We don’t manufacture enough. We don’t generate enough good-paying jobs. We’re not going to shop our way to prosperity. The median price of a bungalow in the Greater San Fernando Valley region may not bounce back to $650,000 again for years, if ever.

The miracle we need to be praying for isn’t economic, it’s inside us.

Unions and bosses and ordinary citizens need to sit down at the table and begin a conversation about what are the core public services we need and how much we can afford to pay for them.

Gov. Jerry Brown has started that conversation with the state Legislature, proposing stiff cuts, short-term tax-hike extensions and abolishing Community Redevelopment Agencies to erase the state budget deficit of $25 billion that is crippling economic opportunity.

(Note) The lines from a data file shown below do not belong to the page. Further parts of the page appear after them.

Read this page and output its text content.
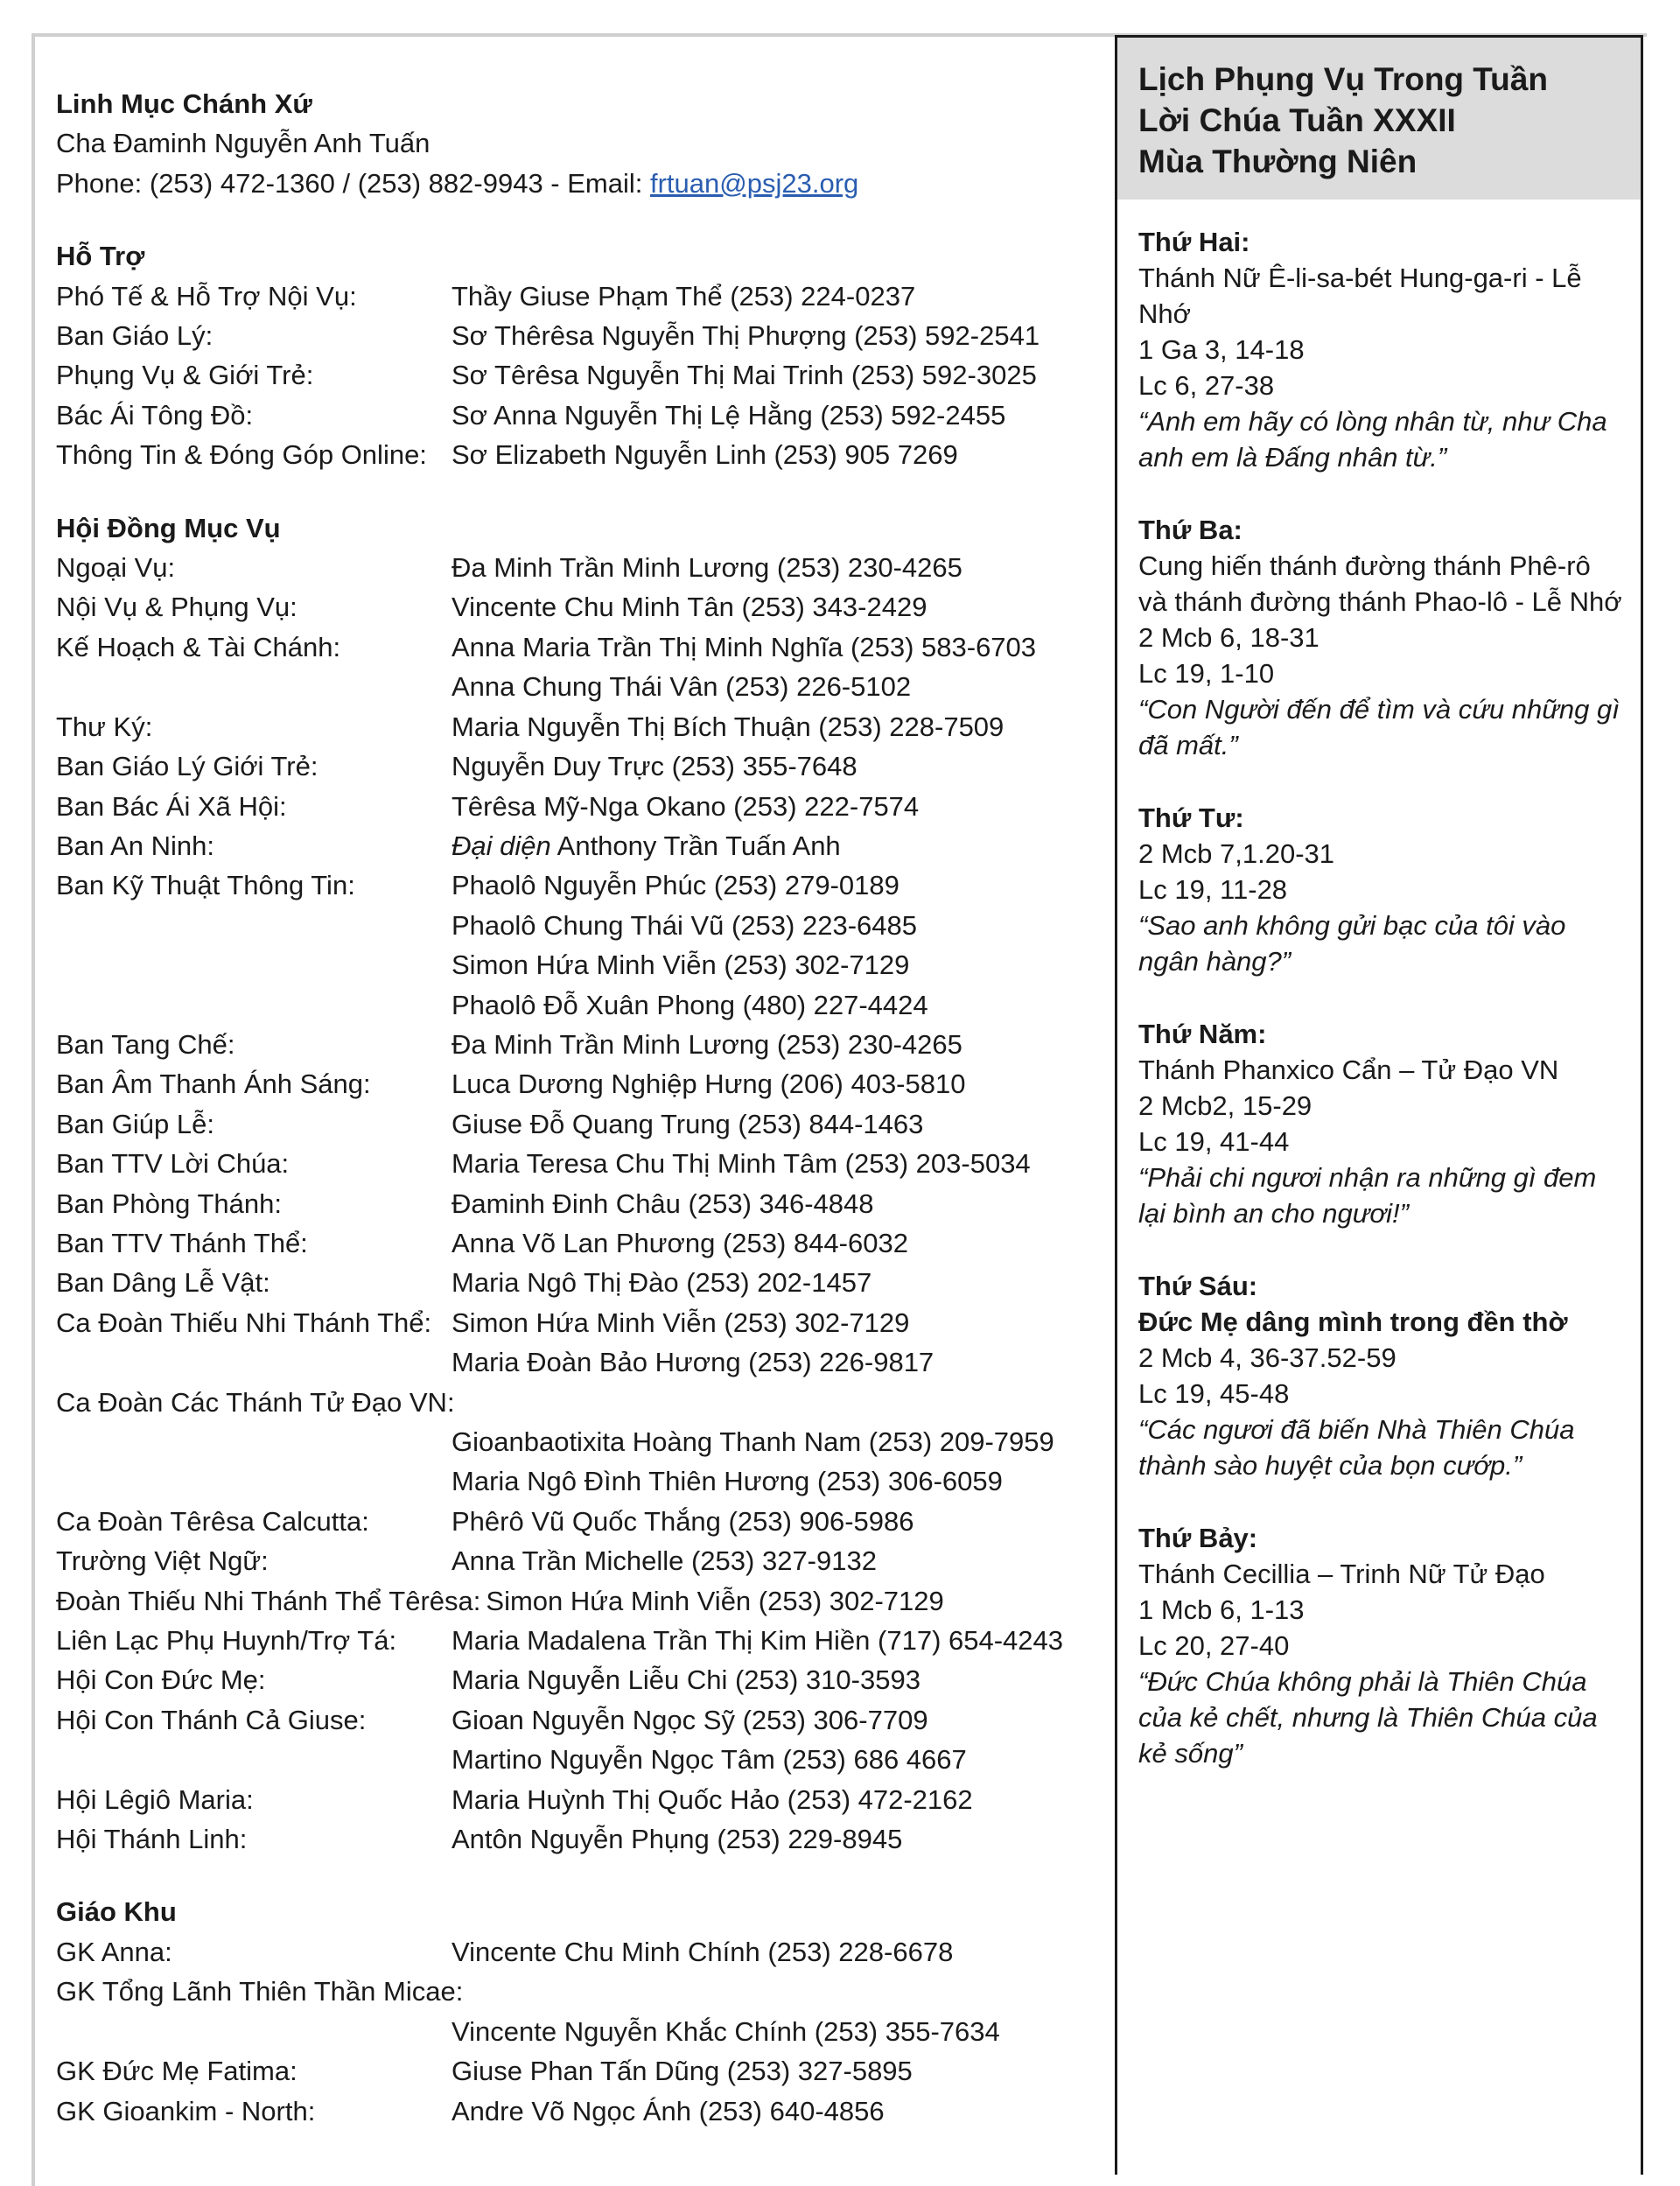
Linh Mục Chánh Xứ
Cha Đaminh Nguyễn Anh Tuấn
Phone: (253) 472-1360 / (253) 882-9943 - Email: frtuan@psj23.org
Hỗ Trợ
Phó Tế & Hỗ Trợ Nội Vụ:	Thầy Giuse Phạm Thể (253) 224-0237
Ban Giáo Lý:	Sơ Thêrêsa Nguyễn Thị Phượng (253) 592-2541
Phụng Vụ & Giới Trẻ:	Sơ Têrêsa Nguyễn Thị Mai Trinh (253) 592-3025
Bác Ái Tông Đồ:	Sơ Anna Nguyễn Thị Lệ Hằng (253) 592-2455
Thông Tin & Đóng Góp Online: Sơ Elizabeth Nguyễn Linh (253) 905 7269
Hội Đồng Mục Vụ
Ngoại Vụ:	Đa Minh Trần Minh Lương (253) 230-4265
Nội Vụ & Phụng Vụ:	Vincente Chu Minh Tân (253) 343-2429
Kế Hoạch & Tài Chánh:	Anna Maria Trần Thị Minh Nghĩa (253) 583-6703
Anna Chung Thái Vân (253) 226-5102
Thư Ký:	Maria Nguyễn Thị Bích Thuận (253) 228-7509
Ban Giáo Lý Giới Trẻ:	Nguyễn Duy Trực (253) 355-7648
Ban Bác Ái Xã Hội:	Têrêsa Mỹ-Nga Okano (253) 222-7574
Ban An Ninh:	Đại diện Anthony Trần Tuấn Anh
Ban Kỹ Thuật Thông Tin:	Phaolô Nguyễn Phúc (253) 279-0189
Phaolô Chung Thái Vũ (253) 223-6485
Simon Hứa Minh Viễn (253) 302-7129
Phaolô Đỗ Xuân Phong (480) 227-4424
Ban Tang Chế:	Đa Minh Trần Minh Lương (253) 230-4265
Ban Âm Thanh Ánh Sáng:	Luca Dương Nghiệp Hưng (206) 403-5810
Ban Giúp Lễ:	Giuse Đỗ Quang Trung (253) 844-1463
Ban TTV Lời Chúa:	Maria Teresa Chu Thị Minh Tâm (253) 203-5034
Ban Phòng Thánh:	Đaminh Đinh Châu (253) 346-4848
Ban TTV Thánh Thể:	Anna Võ Lan Phương (253) 844-6032
Ban Dâng Lễ Vật:	Maria Ngô Thị Đào (253) 202-1457
Ca Đoàn Thiếu Nhi Thánh Thể: Simon Hứa Minh Viễn (253) 302-7129
Maria Đoàn Bảo Hương (253) 226-9817
Ca Đoàn Các Thánh Tử Đạo VN:
Gioanbaotixita Hoàng Thanh Nam (253) 209-7959
Maria Ngô Đình Thiên Hương (253) 306-6059
Ca Đoàn Têrêsa Calcutta:	Phêrô Vũ Quốc Thắng (253) 906-5986
Trường Việt Ngữ:	Anna Trần Michelle (253) 327-9132
Đoàn Thiếu Nhi Thánh Thể Têrêsa: Simon Hứa Minh Viễn (253) 302-7129
Liên Lạc Phụ Huynh/Trợ Tá:	Maria Madalena Trần Thị Kim Hiền (717) 654-4243
Hội Con Đức Mẹ:	Maria Nguyễn Liễu Chi (253) 310-3593
Hội Con Thánh Cả Giuse:	Gioan Nguyễn Ngọc Sỹ (253) 306-7709
Martino Nguyễn Ngọc Tâm (253) 686 4667
Hội Lêgiô Maria:	Maria Huỳnh Thị Quốc Hảo (253) 472-2162
Hội Thánh Linh:	Antôn Nguyễn Phụng (253) 229-8945
Giáo Khu
GK Anna:	Vincente Chu Minh Chính (253) 228-6678
GK Tổng Lãnh Thiên Thần Micae:
Vincente Nguyễn Khắc Chính (253) 355-7634
GK Đức Mẹ Fatima:	Giuse Phan Tấn Dũng (253) 327-5895
GK Gioankim - North:	Andre Võ Ngọc Ánh (253) 640-4856
Lịch Phụng Vụ Trong Tuần
Lời Chúa Tuần XXXII
Mùa Thường Niên
Thứ Hai:
Thánh Nữ Ê-li-sa-bét Hung-ga-ri - Lễ Nhớ
1 Ga 3, 14-18
Lc 6, 27-38
“Anh em hãy có lòng nhân từ, như Cha anh em là Đấng nhân từ.”
Thứ Ba:
Cung hiến thánh đường thánh Phê-rô và thánh đường thánh Phao-lô - Lễ Nhớ
2 Mcb 6, 18-31
Lc 19, 1-10
“Con Người đến để tìm và cứu những gì đã mất.”
Thứ Tư:
2 Mcb 7,1.20-31
Lc 19, 11-28
“Sao anh không gửi bạc của tôi vào ngân hàng?”
Thứ Năm:
Thánh Phanxico Cẩn – Tử Đạo VN
2 Mcb2, 15-29
Lc 19, 41-44
“Phải chi ngươi nhận ra những gì đem lại bình an cho ngươi!”
Thứ Sáu:
Đức Mẹ dâng mình trong đền thờ
2 Mcb 4, 36-37.52-59
Lc 19, 45-48
“Các ngươi đã biến Nhà Thiên Chúa thành sào huyệt của bọn cướp.”
Thứ Bảy:
Thánh Cecillia – Trinh Nữ Tử Đạo
1 Mcb 6, 1-13
Lc 20, 27-40
“Đức Chúa không phải là Thiên Chúa của kẻ chết, nhưng là Thiên Chúa của kẻ sống”
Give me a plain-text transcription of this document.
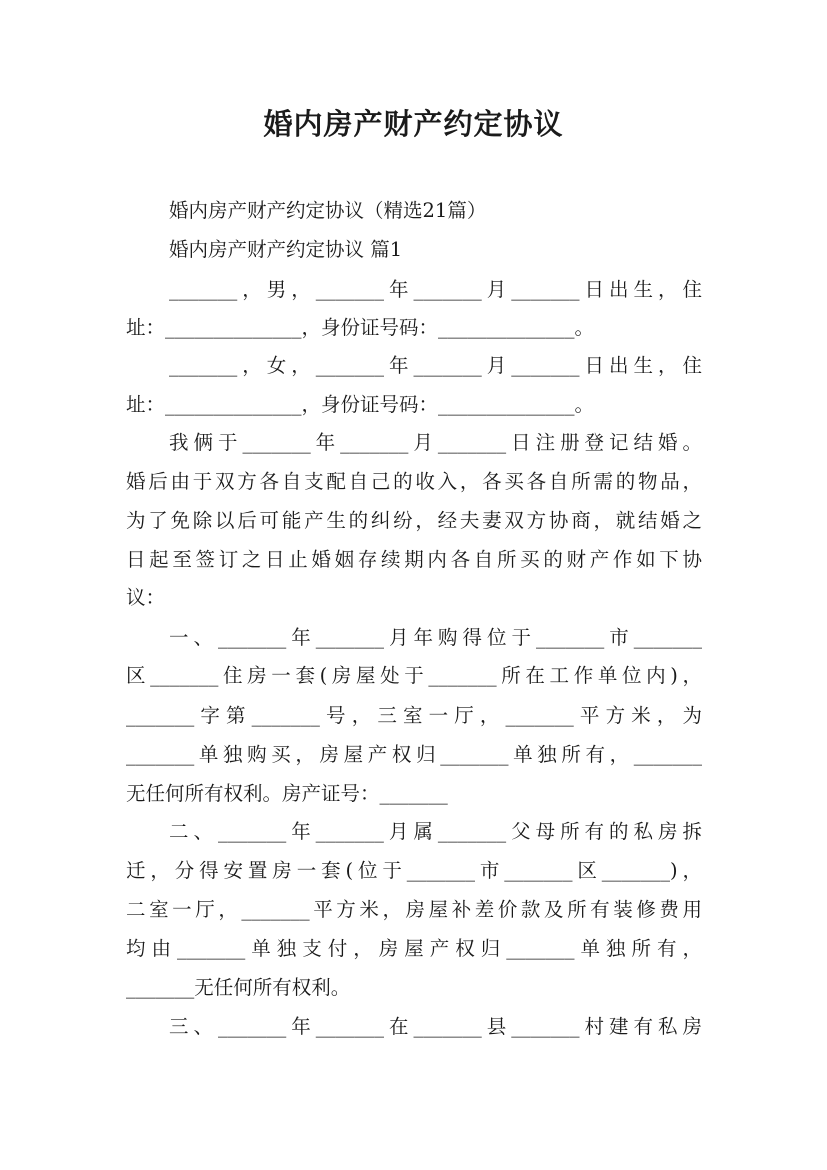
婚内房产财产约定协议
婚内房产财产约定协议（精选21篇）
婚内房产财产约定协议 篇1
_______，男，_______年_______月_______日出生，住
址：______________，身份证号码：______________。
_______，女，_______年_______月_______日出生，住
址：______________，身份证号码：______________。
我俩于_______年_______月_______日注册登记结婚。
婚后由于双方各自支配自己的收入，各买各自所需的物品，
为了免除以后可能产生的纠纷，经夫妻双方协商，就结婚之
日起至签订之日止婚姻存续期内各自所买的财产作如下协
议：
一、_______年_______月年购得位于_______市_______
区_______住房一套(房屋处于_______所在工作单位内)，
_______字第_______号，三室一厅，_______平方米，为
_______单独购买，房屋产权归_______单独所有，_______
无任何所有权利。房产证号：_______
二、_______年_______月属_______父母所有的私房拆
迁，分得安置房一套(位于_______市_______区_______)，
二室一厅，_______平方米，房屋补差价款及所有装修费用
均由_______单独支付，房屋产权归_______单独所有，
_______无任何所有权利。
三、_______年_______在_______县_______村建有私房
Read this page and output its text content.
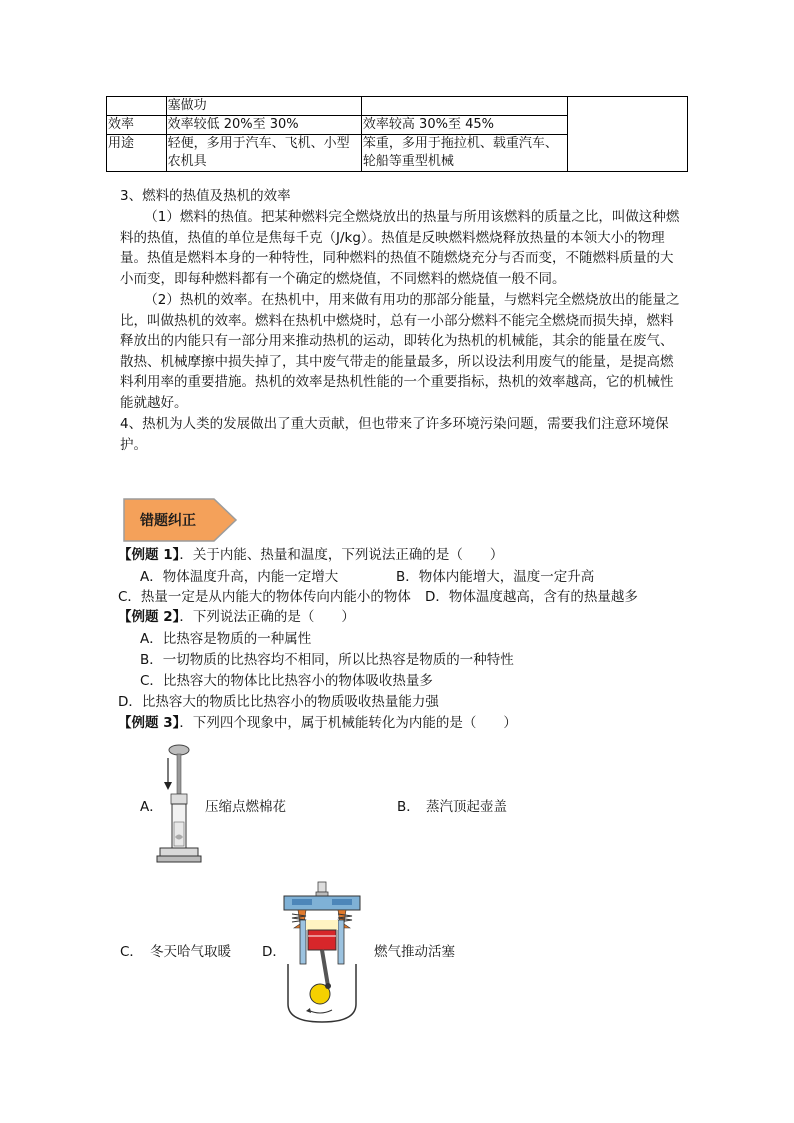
	塞做功		
效率	效率较低 20%至 30%	效率较高 30%至 45%	
用途	轻便，多用于汽车、飞机、小型农机具	笨重，多用于拖拉机、载重汽车、轮船等重型机械	
3、燃料的热值及热机的效率
（1）燃料的热值。把某种燃料完全燃烧放出的热量与所用该燃料的质量之比，叫做这种燃料的热值，热值的单位是焦每千克（J/kg）。热值是反映燃料燃烧释放热量的本领大小的物理量。热值是燃料本身的一种特性，同种燃料的热值不随燃烧充分与否而变，不随燃料质量的大小而变，即每种燃料都有一个确定的燃烧值，不同燃料的燃烧值一般不同。
（2）热机的效率。在热机中，用来做有用功的那部分能量，与燃料完全燃烧放出的能量之比，叫做热机的效率。燃料在热机中燃烧时，总有一小部分燃料不能完全燃烧而损失掉，燃料释放出的内能只有一部分用来推动热机的运动，即转化为热机的机械能，其余的能量在废气、散热、机械摩擦中损失掉了，其中废气带走的能量最多，所以设法利用废气的能量，是提高燃料利用率的重要措施。热机的效率是热机性能的一个重要指标，热机的效率越高，它的机械性能就越好。
4、热机为人类的发展做出了重大贡献，但也带来了许多环境污染问题，需要我们注意环境保护。
错题纠正
【例题 1】．关于内能、热量和温度，下列说法正确的是（　　）
A．物体温度升高，内能一定增大	B．物体内能增大，温度一定升高
C．热量一定是从内能大的物体传向内能小的物体 D．物体温度越高，含有的热量越多
【例题 2】．下列说法正确的是（　　）
A．比热容是物质的一种属性
B．一切物质的比热容均不相同，所以比热容是物质的一种特性
C．比热容大的物体比比热容小的物体吸收热量多
D．比热容大的物质比比热容小的物质吸收热量能力强
【例题 3】．下列四个现象中，属于机械能转化为内能的是（　　）
A．	压缩点燃棉花	B． 蒸汽顶起壶盖
C． 冬天哈气取暖 D．	燃气推动活塞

While a dysfunctional city like Los Angeles faces deficits of 10% of its operating budgets, even better-run cities like Burbank and Glendale are facing deficits of 6% to 8%, $8 million and $10 million, respectively.

Revenues to the cities are expected to decline again next year, even as the costs of pensions and benefits for public employees keep rising dramatically, and will continue to do so for many years.

It’s a no-win game for everyone. For all the talk about jobs, jobs, jobs, L.A. city and county have woeful records of job growth for the last 30 years — barely one new job for every three people added to the state population, one for every six in the county and, believe it or not, a net loss of 100,000 jobs despite an increase in population of 1 million in L.A.

Burbank and Glendale clearly have done better, thanks to luring customers with expanded retail and wooing entertainment companies from L.A. and elsewhere.

But L.A. is fighting with three-year tax holidays, interest-free loans, cash subsidies and reduced water and power rates to successfully steal a car dealership from Beverly Hills and medium-size firms from Santa Monica and Calabasas just in the last few weeks.

It’s a zero sum game. No new jobs are actually created. No new houses are sold, or cars or home furnishings.

Cities that are succeeding in the new economy — Portland, Des Moines and several others in the Midwest — are thinking and acting regionally and attracting new businesses and new jobs that stimulate the local economy, whether the direct impact of those businesses and jobs is in the major city or the suburbs.

The Los Angeles Economic Development Corp. has put forward a similar countywide strategic plan focused on creating an educated workforce and business-friendly climate, modernizing the infrastructure, taking advantage of the technological and research strengths of the region and smart use and reuse of available land.

At its heart, the emphasis is on the quality of life in which we live and work — the happiness factor.

Many economists are coming to the same conclusion: the new prosperity needs to be measured by the quality of our lives, which means safe and healthy neighborhoods, good schools, reduced traffic congestion and so on.

City officials in Burbank and Glendale already are deep into planning how to deal with the steep budget cuts for the next fiscal year.

The questions residents need to be asking is whether those decisions will make your lives better in the long run — or worse.